Données
Sébastien Fanti, le préposé valaisan à la protection des données, craint que les applications sportives n’ouvrent la porte à un système de bonus-malus dans l’assurance maladie

Des applications de suivi de la santé personnelle contre des accommodements de la part des assureurs: c’est l’offre que certains d’entre eux proposent à leurs clients. Le préposé valaisan à la protection des données Sébastien Fanti analyse cette évolution de manière sévère.
Lire aussi: Les assureurs veulent imposer leurs applications sportives
Le Temps: Selon un sondage du consultant EY Schweiz, 43% des gens sont prêts à fournir des données sur leur santé en échange d’une contre-prestation financière. Cela vous inquiète-t-il?
Sébastien Fanti: Oui, cela m’inquiète sérieusement, dès lors qu’un tel état de fait témoigne d’un consentement peu investigué au partage de ces données. Les gens sont d’une naïveté confondante. Ils n’ont pas conscience de la valeur de leurs données. Les données, c’est le pétrole du XXIe siècle. A titre d’exemple, un seul téléchargement rapporte entre 300 à 400 francs à WhatsApp, grâce aux numéros de téléphone et à la publicité.
Les assureurs fondent leurs offres sur la prévention de la santé, un but très louable. Quel genre de dérapage craignez-vous à l’avenir?
C’est un marché de dupes. L’assuré sacrifie bien plus ce que ce qu’il imagine. Il se met à nu sans l’assurance que sa santé sera meilleure et sans contrepartie équitable.
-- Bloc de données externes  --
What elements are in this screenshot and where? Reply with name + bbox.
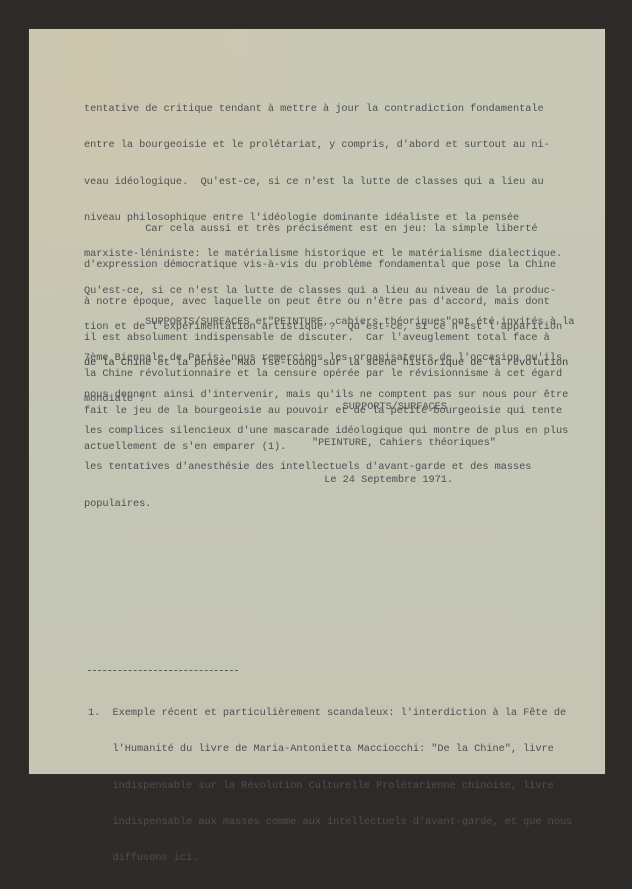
signature-line: "PEINTURE, Cahiers théoriques"	[263, 437, 496, 449]
text-line: SUPPORTS/SURFACES et"PEINTURE, cahiers t…	[84, 316, 574, 328]
signature-line: SUPPORTS/SURFACES	[263, 401, 496, 413]
text-line: 7ème Biennale de Paris: nous remercions …	[84, 352, 574, 364]
text-line: tentative de critique tendant à mettre à…	[84, 103, 568, 115]
footnote-line: indispensable sur la Révolution Culturel…	[88, 780, 572, 792]
typewritten-page: tentative de critique tendant à mettre à…	[29, 29, 605, 774]
signature-date: Le 24 Septembre 1971.	[263, 474, 496, 486]
footnote: 1. Exemple récent et particulièrement sc…	[88, 683, 572, 800]
signature-block: SUPPORTS/SURFACES "PEINTURE, Cahiers thé…	[263, 377, 496, 510]
footnote-divider	[88, 670, 238, 672]
text-line: Car cela aussi et très précisément est e…	[84, 223, 562, 235]
footnote-line: 1. Exemple récent et particulièrement sc…	[88, 707, 572, 719]
text-line: d'expression démocratique vis-à-vis du p…	[84, 259, 562, 271]
text-line: entre la bourgeoisie et le prolétariat, …	[84, 139, 568, 151]
text-line: veau idéologique. Qu'est-ce, si ce n'est…	[84, 176, 568, 188]
footnote-line: l'Humanité du livre de Maria-Antonietta …	[88, 743, 572, 755]
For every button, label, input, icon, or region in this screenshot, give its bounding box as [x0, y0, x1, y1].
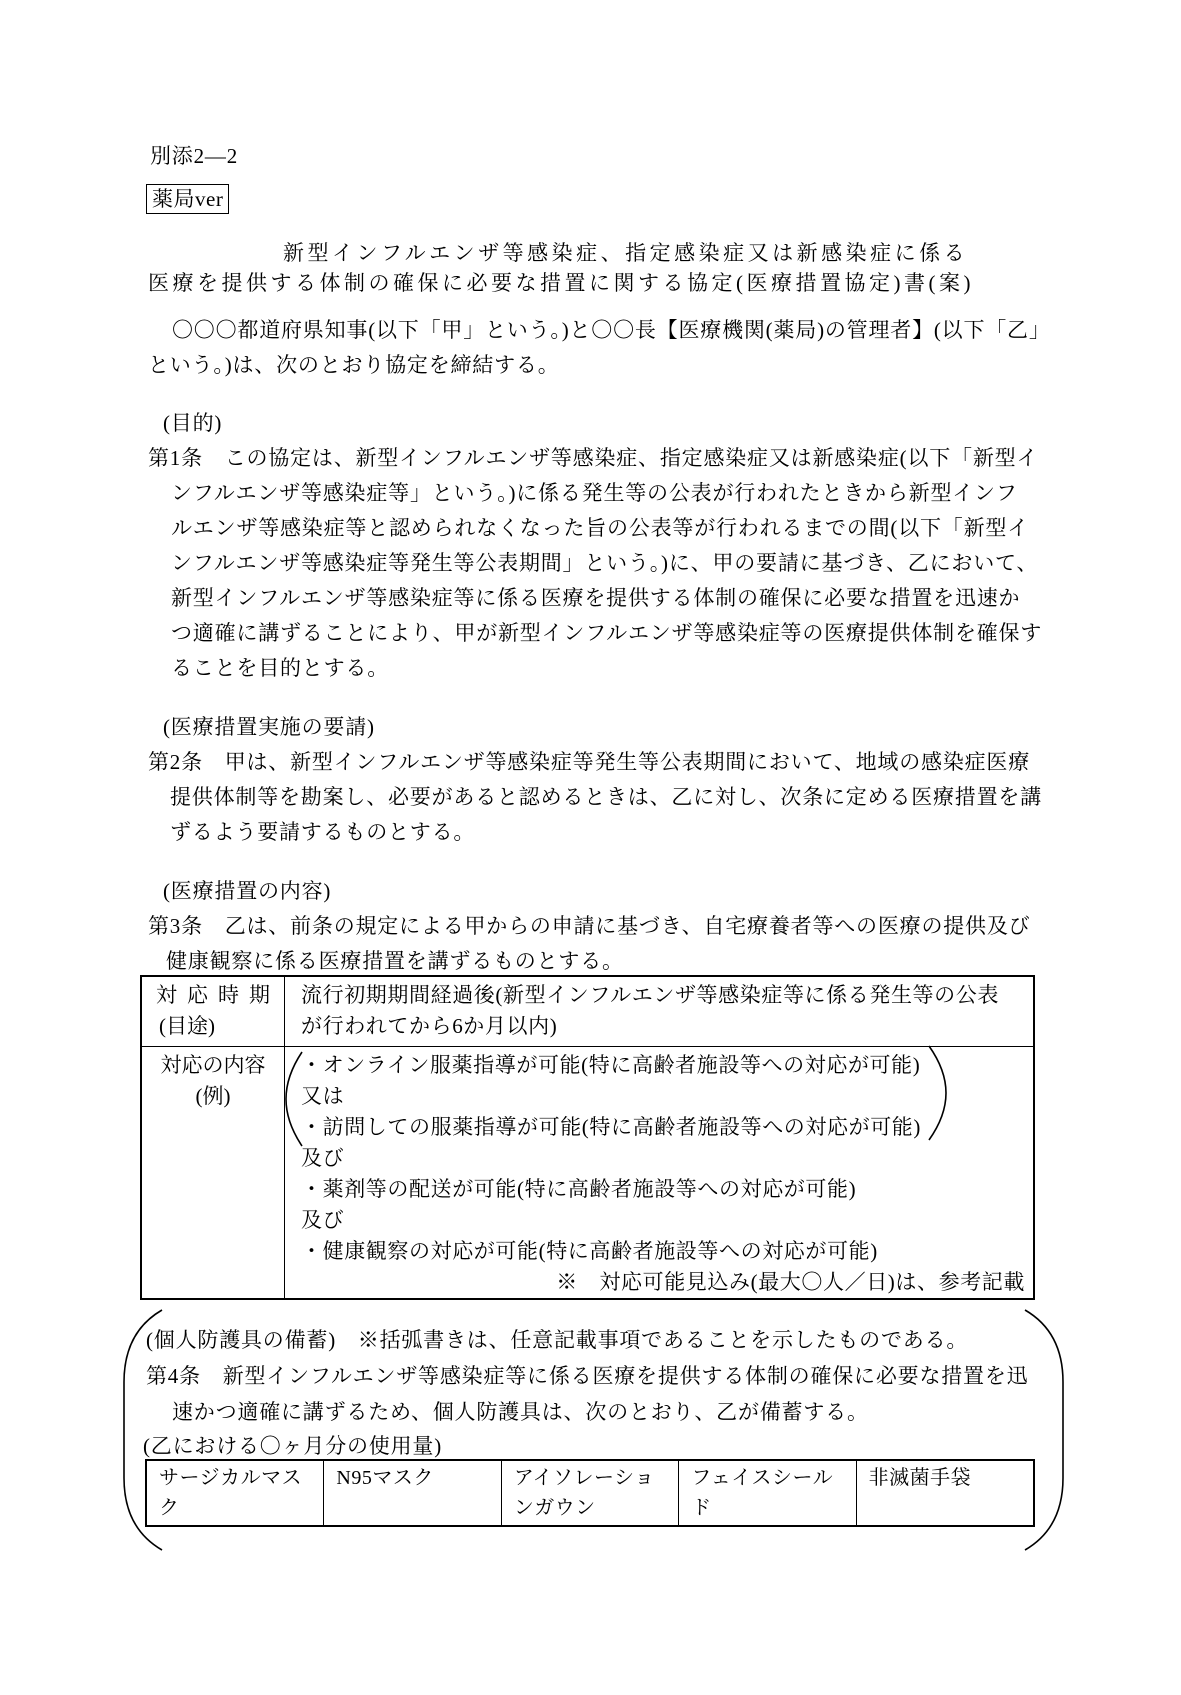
article4-heading: (個人防護具の備蓄) ※括弧書きは、任意記載事項であることを示したものである。 — [146, 1323, 968, 1358]
header-subtext: (例) — [142, 1081, 284, 1112]
preamble-line: という。)は、次のとおり協定を締結する。 — [148, 348, 560, 383]
article1-line: つ適確に講ずることにより、甲が新型インフルエンザ等感染症等の医療提供体制を確保す — [171, 616, 1042, 651]
timing-line: が行われてから6か月以内) — [301, 1011, 1025, 1042]
document-title-line2: 医療を提供する体制の確保に必要な措置に関する協定(医療措置協定)書(案) — [148, 266, 974, 301]
document-page: 別添2—2 薬局ver 新型インフルエンザ等感染症、指定感染症又は新感染症に係る… — [0, 0, 1181, 1695]
ppe-column-surgical-mask: サージカルマスク — [147, 1461, 324, 1525]
article1-line: ンフルエンザ等感染症等」という。)に係る発生等の公表が行われたときから新型インフ — [171, 476, 1018, 511]
article2-line: 第2条 甲は、新型インフルエンザ等感染症等発生等公表期間において、地域の感染症医… — [148, 745, 1030, 780]
article4-line: 第4条 新型インフルエンザ等感染症等に係る医療を提供する体制の確保に必要な措置を… — [146, 1359, 1028, 1394]
ppe-stockpile-table: サージカルマスク N95マスク アイソレーションガウン フェイスシールド 非滅菌… — [145, 1459, 1035, 1527]
article2-line: 提供体制等を勘案し、必要があると認めるときは、乙に対し、次条に定める医療措置を講 — [170, 780, 1042, 815]
option-group-close-paren — [926, 1044, 948, 1142]
ppe-column-isolation-gown: アイソレーションガウン — [502, 1461, 679, 1525]
measure-line: 及び — [301, 1205, 1025, 1236]
measure-line: 及び — [301, 1143, 1025, 1174]
version-tag-box: 薬局ver — [146, 184, 229, 214]
article3-line: 健康観察に係る医療措置を講ずるものとする。 — [166, 944, 624, 979]
header-subtext: (目途) — [142, 1011, 284, 1042]
ppe-column-face-shield: フェイスシールド — [679, 1461, 856, 1525]
measures-content-cell: ・オンライン服薬指導が可能(特に高齢者施設等への対応が可能) 又は ・訪問しての… — [285, 1047, 1033, 1298]
table-row: 対応時期 (目途) 流行初期期間経過後(新型インフルエンザ等感染症等に係る発生等… — [142, 977, 1033, 1047]
article2-heading: (医療措置実施の要請) — [163, 710, 375, 745]
capacity-note: ※ 対応可能見込み(最大〇人／日)は、参考記載 — [301, 1267, 1025, 1298]
article4-line: 速かつ適確に講ずるため、個人防護具は、次のとおり、乙が備蓄する。 — [172, 1395, 869, 1430]
article1-line: ンフルエンザ等感染症等発生等公表期間」という。)に、甲の要請に基づき、乙において… — [171, 546, 1038, 581]
preamble-line: 〇〇〇都道府県知事(以下「甲」という。)と〇〇長【医療機関(薬局)の管理者】(以… — [172, 313, 1051, 348]
section-open-paren — [118, 1308, 164, 1552]
article3-line: 第3条 乙は、前条の規定による甲からの申請に基づき、自宅療養者等への医療の提供及… — [148, 909, 1030, 944]
ppe-column-non-sterile-gloves: 非滅菌手袋 — [857, 1461, 1033, 1525]
measure-line: ・健康観察の対応が可能(特に高齢者施設等への対応が可能) — [301, 1236, 1025, 1267]
article2-line: ずるよう要請するものとする。 — [170, 815, 475, 850]
ppe-column-n95-mask: N95マスク — [324, 1461, 501, 1525]
header-text: 対応の内容 — [142, 1050, 284, 1081]
article1-line: 第1条 この協定は、新型インフルエンザ等感染症、指定感染症又は新感染症(以下「新… — [148, 441, 1038, 476]
table-row: 対応の内容 (例) ・オンライン服薬指導が可能(特に高齢者施設等への対応が可能)… — [142, 1047, 1033, 1298]
article1-line: ルエンザ等感染症等と認められなくなった旨の公表等が行われるまでの間(以下「新型イ — [171, 511, 1029, 546]
measure-line: ・訪問しての服薬指導が可能(特に高齢者施設等への対応が可能) — [301, 1112, 1025, 1143]
measure-line: ・薬剤等の配送が可能(特に高齢者施設等への対応が可能) — [301, 1174, 1025, 1205]
article3-heading: (医療措置の内容) — [163, 874, 331, 909]
measure-line: ・オンライン服薬指導が可能(特に高齢者施設等への対応が可能) — [301, 1050, 1025, 1081]
timing-content-cell: 流行初期期間経過後(新型インフルエンザ等感染症等に係る発生等の公表 が行われてか… — [285, 977, 1033, 1046]
timing-line: 流行初期期間経過後(新型インフルエンザ等感染症等に係る発生等の公表 — [301, 980, 1025, 1011]
article1-line: 新型インフルエンザ等感染症等に係る医療を提供する体制の確保に必要な措置を迅速か — [171, 581, 1020, 616]
measure-line: 又は — [301, 1081, 1025, 1112]
section-close-paren — [1023, 1308, 1069, 1552]
option-group-open-paren — [284, 1050, 304, 1148]
article1-line: ることを目的とする。 — [171, 651, 389, 686]
attachment-label: 別添2—2 — [150, 139, 238, 174]
medical-measures-table: 対応時期 (目途) 流行初期期間経過後(新型インフルエンザ等感染症等に係る発生等… — [140, 975, 1035, 1300]
article1-heading: (目的) — [163, 406, 222, 441]
row-header-timing: 対応時期 (目途) — [142, 977, 285, 1046]
header-text: 対応時期 — [142, 980, 284, 1011]
row-header-content: 対応の内容 (例) — [142, 1047, 285, 1298]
Les gens qui donnent les informations n’ont pas compris que le principe de solidarité va disparaître.
C’est-à-dire?
Actuellement, le système de santé est basé sur un principe de solidarité assurant un catalogue de soins pour tout le monde dans l’assurance de base. Mais ce principe va bientôt s’effondrer. Ceux qui participent à ces actions des caisses ne se rendent pas compte qu’à la fin, tout cela va déboucher sur un nouveau système de bonus-malus dans l’assurance maladie. On se dira: «Pourquoi est-ce que je paierais pour mon voisin qui ne fait que boire et fumer». Toutes ces données transmises aux caisses vont concourir à l’établissement de mauvais profils d’assurés. Cela me choque. A l’avenir, la prime d’assurance maladie sera calculée en fonction du risque que vous représentez. Les premières victimes en seront les fumeurs.
Que conseillez-vous aux assurés?
Qu’ils prennent leur destin en main et qu’ils ne transmettent pas aux caisses davantage de renseignements que celles-ci demandent. Sinon, ils affaibliront les chances d’une médecine solidaire. Dans vingt ans, les assurés au profil à risques identifiés risquent de devoir s’acquitter d’une prime de 1000 francs par mois.
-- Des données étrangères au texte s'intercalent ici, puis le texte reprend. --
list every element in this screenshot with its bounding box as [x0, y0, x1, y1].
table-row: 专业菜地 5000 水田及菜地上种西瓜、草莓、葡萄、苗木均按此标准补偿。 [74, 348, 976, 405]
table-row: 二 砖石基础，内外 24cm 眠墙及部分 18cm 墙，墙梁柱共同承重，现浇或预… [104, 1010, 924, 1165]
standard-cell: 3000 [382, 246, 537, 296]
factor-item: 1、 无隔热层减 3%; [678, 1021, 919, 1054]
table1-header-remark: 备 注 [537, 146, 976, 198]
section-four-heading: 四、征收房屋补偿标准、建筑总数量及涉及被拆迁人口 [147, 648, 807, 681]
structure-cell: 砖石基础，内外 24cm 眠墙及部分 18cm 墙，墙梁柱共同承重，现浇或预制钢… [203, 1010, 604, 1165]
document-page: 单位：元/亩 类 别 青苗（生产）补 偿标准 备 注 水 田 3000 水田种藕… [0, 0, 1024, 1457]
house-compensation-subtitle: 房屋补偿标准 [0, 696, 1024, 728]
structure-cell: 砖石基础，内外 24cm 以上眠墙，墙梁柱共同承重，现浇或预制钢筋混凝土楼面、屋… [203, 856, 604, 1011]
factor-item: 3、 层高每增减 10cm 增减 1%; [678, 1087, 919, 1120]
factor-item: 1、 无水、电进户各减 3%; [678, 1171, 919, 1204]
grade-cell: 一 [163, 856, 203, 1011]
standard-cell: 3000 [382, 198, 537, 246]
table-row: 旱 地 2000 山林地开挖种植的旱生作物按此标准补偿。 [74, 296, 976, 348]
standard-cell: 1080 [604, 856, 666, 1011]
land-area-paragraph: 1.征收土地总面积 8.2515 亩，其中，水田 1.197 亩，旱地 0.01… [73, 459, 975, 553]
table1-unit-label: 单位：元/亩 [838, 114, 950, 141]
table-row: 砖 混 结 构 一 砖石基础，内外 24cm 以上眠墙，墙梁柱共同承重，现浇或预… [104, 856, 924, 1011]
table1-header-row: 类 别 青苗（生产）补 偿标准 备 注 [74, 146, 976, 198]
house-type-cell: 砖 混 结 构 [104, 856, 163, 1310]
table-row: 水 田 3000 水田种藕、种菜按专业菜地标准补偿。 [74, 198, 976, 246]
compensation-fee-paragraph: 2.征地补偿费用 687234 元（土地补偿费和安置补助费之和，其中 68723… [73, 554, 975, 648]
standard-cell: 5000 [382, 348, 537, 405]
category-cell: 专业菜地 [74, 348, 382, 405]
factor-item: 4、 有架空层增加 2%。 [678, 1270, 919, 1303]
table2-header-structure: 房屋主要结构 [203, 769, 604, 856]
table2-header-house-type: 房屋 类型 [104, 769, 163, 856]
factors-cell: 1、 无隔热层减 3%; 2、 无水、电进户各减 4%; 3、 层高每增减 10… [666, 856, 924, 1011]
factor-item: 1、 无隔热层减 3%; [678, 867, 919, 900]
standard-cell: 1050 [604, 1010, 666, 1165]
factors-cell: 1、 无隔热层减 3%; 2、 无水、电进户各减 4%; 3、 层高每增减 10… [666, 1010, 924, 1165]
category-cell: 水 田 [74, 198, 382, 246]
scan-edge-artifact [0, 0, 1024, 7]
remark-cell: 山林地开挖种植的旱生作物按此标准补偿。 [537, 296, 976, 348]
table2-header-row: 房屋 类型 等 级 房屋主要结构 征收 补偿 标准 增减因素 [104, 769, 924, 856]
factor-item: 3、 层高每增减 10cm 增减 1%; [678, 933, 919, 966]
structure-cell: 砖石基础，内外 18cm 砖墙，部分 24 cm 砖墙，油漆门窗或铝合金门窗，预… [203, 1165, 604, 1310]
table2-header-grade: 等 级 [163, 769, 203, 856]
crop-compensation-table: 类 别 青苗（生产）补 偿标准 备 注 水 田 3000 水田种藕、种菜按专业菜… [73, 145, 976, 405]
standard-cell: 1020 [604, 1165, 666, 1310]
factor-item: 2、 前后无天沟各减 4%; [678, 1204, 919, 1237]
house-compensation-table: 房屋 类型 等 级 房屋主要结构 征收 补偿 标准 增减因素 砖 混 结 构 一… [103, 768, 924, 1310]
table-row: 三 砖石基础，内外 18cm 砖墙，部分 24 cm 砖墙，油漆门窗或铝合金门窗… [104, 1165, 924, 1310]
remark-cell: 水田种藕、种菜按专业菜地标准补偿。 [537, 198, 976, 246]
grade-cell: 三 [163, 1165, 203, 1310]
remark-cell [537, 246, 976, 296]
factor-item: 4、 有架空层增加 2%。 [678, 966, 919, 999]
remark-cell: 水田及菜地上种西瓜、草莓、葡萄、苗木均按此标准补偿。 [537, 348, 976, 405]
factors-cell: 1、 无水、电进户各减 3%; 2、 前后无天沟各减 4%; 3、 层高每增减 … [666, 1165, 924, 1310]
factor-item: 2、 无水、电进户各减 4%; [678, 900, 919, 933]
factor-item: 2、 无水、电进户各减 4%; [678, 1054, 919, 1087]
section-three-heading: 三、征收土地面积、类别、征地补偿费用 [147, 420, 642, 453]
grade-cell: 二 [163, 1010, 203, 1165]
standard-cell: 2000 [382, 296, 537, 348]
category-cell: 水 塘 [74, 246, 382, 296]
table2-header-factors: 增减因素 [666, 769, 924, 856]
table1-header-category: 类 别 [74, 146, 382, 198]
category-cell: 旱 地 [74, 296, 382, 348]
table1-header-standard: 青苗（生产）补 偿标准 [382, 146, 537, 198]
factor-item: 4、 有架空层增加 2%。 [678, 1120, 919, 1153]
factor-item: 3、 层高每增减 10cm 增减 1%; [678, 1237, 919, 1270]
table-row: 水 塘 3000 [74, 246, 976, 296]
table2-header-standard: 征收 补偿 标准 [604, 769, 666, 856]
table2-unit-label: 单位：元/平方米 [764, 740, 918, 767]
N’est-ce pas un scénario catastrophe que vous esquissez là? Les offres actuelles des caisses pour inciter leurs clients à faire du sport ne concernent que l’assurance complémentaire.
Je crains qu’il ne reste plus qu’une assurance de base minimale et que le reste, ce sera à l’assuré de le payer. Il n’y aura plus d’égalité des chances, plus de démocratie. Nous sommes tous des embryons du big data. Une fois qu’une technologie permet d’optimiser un processus, soit-il de santé, croyez-vous que la résistance éthique va permettre de l’occulter?
Les assureurs jurent tous qu’ils respectent la protection des données. Les croyez-vous?
Au départ, tout paraît toujours très respectueux de la loi. En réalité, beaucoup de dérives sont possibles avec les outils qu’on a déjà et pas du seul fait des assureurs, qui sont, eux, très contrôlés. Le big data ne fait pas l’objet de normes strictes. Le Conseil fédéral a failli à protéger ses citoyens de ses excès. En n’intégrant pas exhaustivement cette thématique dans la nouvelle loi sur la protection des données et en tolérant des collectes massives non encadrées, il a littéralement offert nos données aux phagocyteurs.